Steve Cooley joined the District Attorney’s Office in 1973 as a law clerk. He became a deputy district attorney later that year.
Steve Cooley joined the District Attorney’s Office in 1973 as a law clerk. He became a deputy district attorney later that year. He ran for election in 2000 and won in a landslide. He was re-elected in 2004 and in 2008 became the first District Attorney in more than 70 years to be re-elected to a third consecutive term.
At the start of his first term, he led a massive reorganization of the office based on his experience there and his nearly six years as a reserve officer with the Los Angeles Police Department. As part of the reorganization, Cooley created the Public Integrity Division to take on public corruption and the Justice System Integrity Division to focus on criminal misconduct by lawyers, law enforcement officers and the judiciary.
Cooley was a statewide leader and strong advocate for expanding and improving the use of DNA technology to solve crimes, take rapists and killers off the streets and exonerate the innocent. Under his direction, the office co-authored Proposition 69, which was approved by voters in 2004 and widely expanded the state’s criminal offender DNA database.
He led a successful effort to extradite murderers – including the killer of a Los Angeles County sheriff’s deputy – and other violent criminals from Mexico for prosecution in the United States.

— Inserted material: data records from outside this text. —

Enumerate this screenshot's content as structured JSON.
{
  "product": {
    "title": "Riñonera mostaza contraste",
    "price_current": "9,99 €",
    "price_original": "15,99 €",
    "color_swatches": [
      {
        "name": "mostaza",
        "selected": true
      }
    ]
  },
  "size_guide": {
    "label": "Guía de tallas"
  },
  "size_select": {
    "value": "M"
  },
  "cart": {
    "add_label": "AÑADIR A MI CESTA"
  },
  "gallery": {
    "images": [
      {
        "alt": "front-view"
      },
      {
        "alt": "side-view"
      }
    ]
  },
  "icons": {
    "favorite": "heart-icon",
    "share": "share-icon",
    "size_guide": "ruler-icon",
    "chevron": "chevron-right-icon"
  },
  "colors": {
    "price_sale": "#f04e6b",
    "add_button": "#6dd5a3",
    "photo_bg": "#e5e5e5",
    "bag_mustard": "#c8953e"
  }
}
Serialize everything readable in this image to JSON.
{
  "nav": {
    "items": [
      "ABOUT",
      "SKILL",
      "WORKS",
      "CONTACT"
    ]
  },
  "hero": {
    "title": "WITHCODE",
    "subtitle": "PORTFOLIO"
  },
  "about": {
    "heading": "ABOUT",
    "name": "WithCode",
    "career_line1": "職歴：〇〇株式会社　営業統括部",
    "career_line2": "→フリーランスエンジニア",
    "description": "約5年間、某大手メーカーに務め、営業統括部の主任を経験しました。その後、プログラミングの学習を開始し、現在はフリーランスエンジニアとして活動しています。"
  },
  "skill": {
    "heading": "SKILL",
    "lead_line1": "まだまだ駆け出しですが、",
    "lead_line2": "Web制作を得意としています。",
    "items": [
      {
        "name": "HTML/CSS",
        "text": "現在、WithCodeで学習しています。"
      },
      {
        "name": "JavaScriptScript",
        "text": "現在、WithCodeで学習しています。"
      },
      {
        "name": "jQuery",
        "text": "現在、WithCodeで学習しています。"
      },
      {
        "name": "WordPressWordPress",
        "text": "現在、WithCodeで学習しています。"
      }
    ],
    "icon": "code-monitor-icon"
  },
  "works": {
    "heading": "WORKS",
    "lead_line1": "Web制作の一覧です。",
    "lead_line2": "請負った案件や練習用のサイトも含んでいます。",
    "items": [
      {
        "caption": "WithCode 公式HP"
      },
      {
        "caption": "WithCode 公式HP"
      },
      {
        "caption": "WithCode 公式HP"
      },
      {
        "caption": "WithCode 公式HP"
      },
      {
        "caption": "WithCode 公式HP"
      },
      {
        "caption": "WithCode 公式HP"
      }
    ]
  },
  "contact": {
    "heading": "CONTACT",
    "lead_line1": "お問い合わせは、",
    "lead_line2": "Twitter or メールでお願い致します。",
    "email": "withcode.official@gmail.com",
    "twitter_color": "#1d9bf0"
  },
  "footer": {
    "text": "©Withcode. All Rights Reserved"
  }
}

Cooley made the growing threat posed by computer-related crimes a priority throughout his tenure and created the High Technology Crime Division to address these cases.
To advance public safety, he created the Criminal Justice Institute to provide training opportunities for criminal justice professionals in the county. Cooley also initiated the Animal Cruelty Prosecution Program, the first of its kind in the nation, to ensure that cases of animal cruelty, including dogfighting, cockfighting and animal abuse and neglect, were prosecuted consistently and effectively.
During his tenure, Cooley hired more than 400 new prosecutors, which he considered his most enduring contribution to the office.
Cooley retired at the end of his third term.